How can we prove that:

$$ L = \{ w_1\#w_2 \mid w_1 \in w_2;\; |w_2| > |w_1|;\; w_1 , w_2 \in \{0, 1\}^*\} $$

is not context-free?

The language defines $w_1$ as a sub-string of $w_2$, and they are separated by a $\#$. This is easy with the CFG pumping-lemma for a slightly different language with $|w_2| \ge |w_1|$ by using the special case of $|w_2| = |w_1|$ (i.e. $w_1 = w_2$).

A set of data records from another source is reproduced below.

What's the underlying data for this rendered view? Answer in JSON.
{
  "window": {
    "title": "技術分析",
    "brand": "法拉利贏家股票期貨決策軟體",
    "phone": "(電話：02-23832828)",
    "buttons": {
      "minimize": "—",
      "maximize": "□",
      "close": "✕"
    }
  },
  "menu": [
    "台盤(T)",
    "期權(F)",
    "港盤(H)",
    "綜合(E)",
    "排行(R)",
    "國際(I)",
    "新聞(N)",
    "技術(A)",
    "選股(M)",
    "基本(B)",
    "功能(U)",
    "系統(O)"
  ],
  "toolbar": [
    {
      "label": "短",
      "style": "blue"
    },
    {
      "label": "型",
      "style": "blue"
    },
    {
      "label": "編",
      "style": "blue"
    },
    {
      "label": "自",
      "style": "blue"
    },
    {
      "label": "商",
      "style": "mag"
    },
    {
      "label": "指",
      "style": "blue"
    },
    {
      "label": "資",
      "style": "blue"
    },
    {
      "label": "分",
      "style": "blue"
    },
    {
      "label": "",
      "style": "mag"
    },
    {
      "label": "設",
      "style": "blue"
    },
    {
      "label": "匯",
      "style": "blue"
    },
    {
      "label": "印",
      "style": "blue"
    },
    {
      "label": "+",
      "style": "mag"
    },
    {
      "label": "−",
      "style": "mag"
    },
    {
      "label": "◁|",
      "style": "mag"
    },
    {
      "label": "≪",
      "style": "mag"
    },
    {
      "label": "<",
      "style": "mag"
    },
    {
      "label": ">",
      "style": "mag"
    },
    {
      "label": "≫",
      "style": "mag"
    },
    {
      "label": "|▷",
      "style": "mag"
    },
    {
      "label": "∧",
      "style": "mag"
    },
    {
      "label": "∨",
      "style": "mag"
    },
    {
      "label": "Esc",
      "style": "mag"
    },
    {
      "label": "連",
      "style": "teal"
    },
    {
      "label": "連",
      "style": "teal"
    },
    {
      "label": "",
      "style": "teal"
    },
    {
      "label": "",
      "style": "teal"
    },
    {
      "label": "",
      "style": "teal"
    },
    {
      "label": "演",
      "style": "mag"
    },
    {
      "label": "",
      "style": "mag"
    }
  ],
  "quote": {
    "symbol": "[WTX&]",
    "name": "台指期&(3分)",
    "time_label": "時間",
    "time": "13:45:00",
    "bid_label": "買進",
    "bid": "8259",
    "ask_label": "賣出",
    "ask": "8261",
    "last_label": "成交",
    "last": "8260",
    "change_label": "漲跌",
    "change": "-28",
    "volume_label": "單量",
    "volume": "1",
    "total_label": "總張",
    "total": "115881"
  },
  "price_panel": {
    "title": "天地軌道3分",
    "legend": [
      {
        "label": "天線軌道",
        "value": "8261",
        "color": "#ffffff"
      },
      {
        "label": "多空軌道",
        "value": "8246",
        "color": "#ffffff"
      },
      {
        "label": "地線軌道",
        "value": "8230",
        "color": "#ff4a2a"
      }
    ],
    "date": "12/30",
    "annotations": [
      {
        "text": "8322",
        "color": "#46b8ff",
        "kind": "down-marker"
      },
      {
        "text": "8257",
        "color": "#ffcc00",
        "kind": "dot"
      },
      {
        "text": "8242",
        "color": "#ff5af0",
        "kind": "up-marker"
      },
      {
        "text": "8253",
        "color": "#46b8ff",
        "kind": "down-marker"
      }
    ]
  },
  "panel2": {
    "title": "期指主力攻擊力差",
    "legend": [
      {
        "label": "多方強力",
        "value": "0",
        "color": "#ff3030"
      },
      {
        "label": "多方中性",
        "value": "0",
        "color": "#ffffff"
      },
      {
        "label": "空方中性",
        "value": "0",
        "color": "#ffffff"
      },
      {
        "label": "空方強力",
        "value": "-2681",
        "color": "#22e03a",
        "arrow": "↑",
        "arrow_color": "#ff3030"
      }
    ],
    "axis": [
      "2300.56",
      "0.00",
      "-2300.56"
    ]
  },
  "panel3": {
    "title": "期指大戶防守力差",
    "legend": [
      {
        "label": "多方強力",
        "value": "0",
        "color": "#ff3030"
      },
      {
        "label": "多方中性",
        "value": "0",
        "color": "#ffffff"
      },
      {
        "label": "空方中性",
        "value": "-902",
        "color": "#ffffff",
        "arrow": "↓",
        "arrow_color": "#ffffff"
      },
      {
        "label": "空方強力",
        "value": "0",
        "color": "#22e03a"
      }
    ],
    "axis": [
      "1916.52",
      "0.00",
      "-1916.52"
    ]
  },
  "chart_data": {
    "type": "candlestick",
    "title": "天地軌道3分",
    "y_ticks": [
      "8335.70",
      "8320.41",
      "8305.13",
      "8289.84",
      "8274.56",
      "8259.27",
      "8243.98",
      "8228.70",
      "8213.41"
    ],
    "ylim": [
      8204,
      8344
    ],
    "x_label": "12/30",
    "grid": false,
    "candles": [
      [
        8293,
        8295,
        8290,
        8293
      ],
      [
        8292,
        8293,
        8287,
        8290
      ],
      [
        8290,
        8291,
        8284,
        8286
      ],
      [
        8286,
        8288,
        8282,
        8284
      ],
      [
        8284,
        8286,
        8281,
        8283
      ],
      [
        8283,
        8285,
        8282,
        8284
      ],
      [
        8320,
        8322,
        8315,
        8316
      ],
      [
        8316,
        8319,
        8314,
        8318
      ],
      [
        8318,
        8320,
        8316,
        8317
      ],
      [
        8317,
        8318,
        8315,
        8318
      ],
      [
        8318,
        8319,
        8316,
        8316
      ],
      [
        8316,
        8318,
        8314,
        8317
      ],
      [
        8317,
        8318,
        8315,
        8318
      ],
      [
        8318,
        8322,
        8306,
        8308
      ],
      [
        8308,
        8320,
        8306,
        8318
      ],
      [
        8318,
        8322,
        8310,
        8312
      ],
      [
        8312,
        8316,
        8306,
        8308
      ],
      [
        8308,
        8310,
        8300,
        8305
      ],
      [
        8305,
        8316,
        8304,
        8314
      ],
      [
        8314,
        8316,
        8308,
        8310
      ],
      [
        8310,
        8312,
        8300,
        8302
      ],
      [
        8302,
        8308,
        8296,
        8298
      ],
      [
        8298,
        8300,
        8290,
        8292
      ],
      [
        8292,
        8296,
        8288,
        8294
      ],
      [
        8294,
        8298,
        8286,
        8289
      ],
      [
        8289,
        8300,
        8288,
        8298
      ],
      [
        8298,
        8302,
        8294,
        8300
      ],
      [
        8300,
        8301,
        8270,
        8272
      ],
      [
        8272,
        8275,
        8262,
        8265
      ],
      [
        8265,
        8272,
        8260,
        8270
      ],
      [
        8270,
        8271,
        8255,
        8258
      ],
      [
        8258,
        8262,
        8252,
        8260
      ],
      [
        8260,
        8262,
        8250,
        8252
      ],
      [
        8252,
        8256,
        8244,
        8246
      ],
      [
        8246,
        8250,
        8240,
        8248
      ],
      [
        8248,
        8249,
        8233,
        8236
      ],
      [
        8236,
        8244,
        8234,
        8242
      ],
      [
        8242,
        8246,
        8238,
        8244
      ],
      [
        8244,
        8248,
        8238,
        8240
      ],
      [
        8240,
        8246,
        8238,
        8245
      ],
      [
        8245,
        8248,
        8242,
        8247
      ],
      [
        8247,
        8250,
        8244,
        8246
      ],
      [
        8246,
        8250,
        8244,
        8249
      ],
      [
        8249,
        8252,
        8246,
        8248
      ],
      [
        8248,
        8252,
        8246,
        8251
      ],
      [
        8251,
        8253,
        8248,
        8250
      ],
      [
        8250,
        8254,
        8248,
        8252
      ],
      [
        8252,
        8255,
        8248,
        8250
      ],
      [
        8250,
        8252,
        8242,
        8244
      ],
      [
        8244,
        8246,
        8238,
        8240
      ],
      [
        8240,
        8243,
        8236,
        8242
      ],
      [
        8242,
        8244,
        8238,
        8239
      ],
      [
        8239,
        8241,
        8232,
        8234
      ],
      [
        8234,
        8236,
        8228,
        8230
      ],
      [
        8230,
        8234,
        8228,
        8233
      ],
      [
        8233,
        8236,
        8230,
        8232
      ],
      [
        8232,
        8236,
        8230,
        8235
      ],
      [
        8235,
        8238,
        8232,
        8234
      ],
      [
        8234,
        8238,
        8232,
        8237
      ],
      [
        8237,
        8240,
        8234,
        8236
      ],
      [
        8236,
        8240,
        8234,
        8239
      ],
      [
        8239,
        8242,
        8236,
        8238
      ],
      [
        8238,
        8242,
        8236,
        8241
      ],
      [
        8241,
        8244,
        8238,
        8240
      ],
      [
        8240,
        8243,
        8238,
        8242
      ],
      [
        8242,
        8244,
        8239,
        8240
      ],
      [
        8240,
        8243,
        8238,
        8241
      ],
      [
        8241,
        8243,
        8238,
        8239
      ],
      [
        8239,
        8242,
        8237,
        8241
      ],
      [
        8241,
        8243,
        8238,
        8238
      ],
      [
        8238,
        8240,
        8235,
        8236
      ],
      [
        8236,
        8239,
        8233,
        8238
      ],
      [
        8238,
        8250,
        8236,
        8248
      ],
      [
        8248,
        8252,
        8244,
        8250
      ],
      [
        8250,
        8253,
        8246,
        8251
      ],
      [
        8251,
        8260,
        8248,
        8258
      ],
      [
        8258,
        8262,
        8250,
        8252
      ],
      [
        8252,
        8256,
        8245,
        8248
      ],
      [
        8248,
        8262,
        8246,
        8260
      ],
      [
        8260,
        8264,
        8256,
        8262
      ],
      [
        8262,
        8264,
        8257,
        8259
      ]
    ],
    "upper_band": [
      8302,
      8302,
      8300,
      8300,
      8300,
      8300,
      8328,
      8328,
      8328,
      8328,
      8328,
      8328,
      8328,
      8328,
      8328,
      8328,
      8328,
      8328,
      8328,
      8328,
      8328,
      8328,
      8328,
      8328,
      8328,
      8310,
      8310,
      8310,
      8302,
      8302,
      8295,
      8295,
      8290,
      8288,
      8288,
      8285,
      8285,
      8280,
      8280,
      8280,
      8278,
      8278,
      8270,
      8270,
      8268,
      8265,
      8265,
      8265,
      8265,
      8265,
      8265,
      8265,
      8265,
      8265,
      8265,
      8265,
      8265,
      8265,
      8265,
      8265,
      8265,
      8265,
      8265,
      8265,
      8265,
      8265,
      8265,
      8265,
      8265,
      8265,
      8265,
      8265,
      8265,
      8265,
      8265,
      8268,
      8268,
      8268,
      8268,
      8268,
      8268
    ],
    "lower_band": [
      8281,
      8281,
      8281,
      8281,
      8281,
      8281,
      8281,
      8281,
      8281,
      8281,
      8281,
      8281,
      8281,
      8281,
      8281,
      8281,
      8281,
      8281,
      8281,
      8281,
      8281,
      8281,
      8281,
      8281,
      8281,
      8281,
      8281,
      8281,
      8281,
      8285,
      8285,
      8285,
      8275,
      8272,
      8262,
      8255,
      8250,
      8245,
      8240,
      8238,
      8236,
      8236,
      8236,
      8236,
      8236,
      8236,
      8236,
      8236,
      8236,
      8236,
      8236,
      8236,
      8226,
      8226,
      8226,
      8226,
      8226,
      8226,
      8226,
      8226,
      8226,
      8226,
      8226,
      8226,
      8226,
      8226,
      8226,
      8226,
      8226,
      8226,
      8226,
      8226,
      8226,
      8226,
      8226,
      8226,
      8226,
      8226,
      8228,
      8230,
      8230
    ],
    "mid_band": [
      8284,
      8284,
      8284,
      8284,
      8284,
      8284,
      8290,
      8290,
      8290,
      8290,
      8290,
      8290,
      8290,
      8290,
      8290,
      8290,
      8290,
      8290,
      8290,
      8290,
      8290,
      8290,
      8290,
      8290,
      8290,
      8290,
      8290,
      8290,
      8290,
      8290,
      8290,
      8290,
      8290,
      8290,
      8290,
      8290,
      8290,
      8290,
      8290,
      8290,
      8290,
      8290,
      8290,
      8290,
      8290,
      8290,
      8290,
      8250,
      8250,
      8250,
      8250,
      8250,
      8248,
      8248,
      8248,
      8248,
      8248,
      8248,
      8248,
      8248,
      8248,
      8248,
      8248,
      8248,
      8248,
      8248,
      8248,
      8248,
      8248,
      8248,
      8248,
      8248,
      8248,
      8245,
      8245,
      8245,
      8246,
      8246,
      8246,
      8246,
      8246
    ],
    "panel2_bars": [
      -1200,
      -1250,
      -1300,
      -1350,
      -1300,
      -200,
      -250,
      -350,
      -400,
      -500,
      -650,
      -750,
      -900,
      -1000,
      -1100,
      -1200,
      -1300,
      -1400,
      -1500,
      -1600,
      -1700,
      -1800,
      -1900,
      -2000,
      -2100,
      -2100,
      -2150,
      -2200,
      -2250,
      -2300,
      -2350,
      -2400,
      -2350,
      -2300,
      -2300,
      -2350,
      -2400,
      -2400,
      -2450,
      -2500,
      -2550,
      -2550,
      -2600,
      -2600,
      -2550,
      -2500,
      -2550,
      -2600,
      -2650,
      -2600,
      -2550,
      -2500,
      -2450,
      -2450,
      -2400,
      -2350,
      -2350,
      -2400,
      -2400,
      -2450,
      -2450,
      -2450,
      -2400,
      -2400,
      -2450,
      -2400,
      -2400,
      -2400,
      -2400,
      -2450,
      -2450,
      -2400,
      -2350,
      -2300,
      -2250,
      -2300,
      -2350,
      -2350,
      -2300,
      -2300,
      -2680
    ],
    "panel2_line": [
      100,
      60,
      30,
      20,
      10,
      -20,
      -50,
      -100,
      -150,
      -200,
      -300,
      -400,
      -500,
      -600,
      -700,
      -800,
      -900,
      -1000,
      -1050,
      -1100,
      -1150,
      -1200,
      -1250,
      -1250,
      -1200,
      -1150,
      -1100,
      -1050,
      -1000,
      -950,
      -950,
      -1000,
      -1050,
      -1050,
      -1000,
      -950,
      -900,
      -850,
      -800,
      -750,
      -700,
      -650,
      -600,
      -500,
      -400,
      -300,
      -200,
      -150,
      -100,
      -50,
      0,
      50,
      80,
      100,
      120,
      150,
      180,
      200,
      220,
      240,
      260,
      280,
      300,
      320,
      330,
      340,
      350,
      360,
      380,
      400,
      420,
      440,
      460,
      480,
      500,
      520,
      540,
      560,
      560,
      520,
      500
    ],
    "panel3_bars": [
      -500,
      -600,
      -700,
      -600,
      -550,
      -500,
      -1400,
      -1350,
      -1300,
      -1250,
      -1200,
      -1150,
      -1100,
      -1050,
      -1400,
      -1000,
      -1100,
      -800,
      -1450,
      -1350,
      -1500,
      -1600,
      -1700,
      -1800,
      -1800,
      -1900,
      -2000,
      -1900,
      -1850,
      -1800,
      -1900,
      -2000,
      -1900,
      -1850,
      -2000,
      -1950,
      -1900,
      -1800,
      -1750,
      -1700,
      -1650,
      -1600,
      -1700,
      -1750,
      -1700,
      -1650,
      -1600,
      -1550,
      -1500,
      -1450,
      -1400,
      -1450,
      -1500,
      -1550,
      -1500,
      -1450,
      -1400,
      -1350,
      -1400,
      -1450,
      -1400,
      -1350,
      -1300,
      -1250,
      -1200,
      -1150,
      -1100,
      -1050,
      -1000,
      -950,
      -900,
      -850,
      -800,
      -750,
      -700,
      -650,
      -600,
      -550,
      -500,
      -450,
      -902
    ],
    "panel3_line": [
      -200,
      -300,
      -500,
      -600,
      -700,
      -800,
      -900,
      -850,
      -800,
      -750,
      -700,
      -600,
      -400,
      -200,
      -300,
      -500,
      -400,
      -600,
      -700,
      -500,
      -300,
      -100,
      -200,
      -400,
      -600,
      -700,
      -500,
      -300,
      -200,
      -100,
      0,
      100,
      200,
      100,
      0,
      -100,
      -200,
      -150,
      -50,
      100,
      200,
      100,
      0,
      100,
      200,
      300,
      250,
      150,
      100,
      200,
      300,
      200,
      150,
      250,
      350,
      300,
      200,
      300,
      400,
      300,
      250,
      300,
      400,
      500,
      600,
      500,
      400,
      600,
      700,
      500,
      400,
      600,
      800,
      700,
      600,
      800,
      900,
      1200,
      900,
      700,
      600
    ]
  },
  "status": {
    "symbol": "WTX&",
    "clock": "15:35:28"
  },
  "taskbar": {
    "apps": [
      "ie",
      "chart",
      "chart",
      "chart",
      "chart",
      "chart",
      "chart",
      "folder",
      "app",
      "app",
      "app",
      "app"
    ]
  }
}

But here, $w_1$ is a proper sub-string of $w_2$ so I can't do the same. I fail to push the string out since we can always pump, for example the first symbol of $w_2$.

Answer 1

For large enough $p$, consider the word $w = 0^{p+1}1^{p+1}\#0^{p+1}1^{p+2} \in L$. Mark the part $1^{p+1}\#0^{p+1}$. According to Ogden's lemma, we can write $w = uxyzv$ such that $xyz$ contains at least $1$ and at most $p$ marked symbols, and $ux^iyz^iv \in L$ for all $i \geq 0$. The pumped part $xyz$ cannot lie all to the right of $\#$ since then pumping it down would result in a word not in the language (here we crucially use the fact that only the $0^{p+1}$ part to the right of $\#$ is marked). It also cannot lie all to the left of $\#$ since then pumping it up would result in a word not in the language. It follows that the part of $xyz$ to the right of $\#$ is of the form $0^k$, and the part of $xyz$ to the left of $\#$ is of the form $1^\ell$ (otherwise, there would be more than $p$ marked symbols). However, pumping up, the resulting word is not in the language. This contradiction shows that $L$ is not context-free.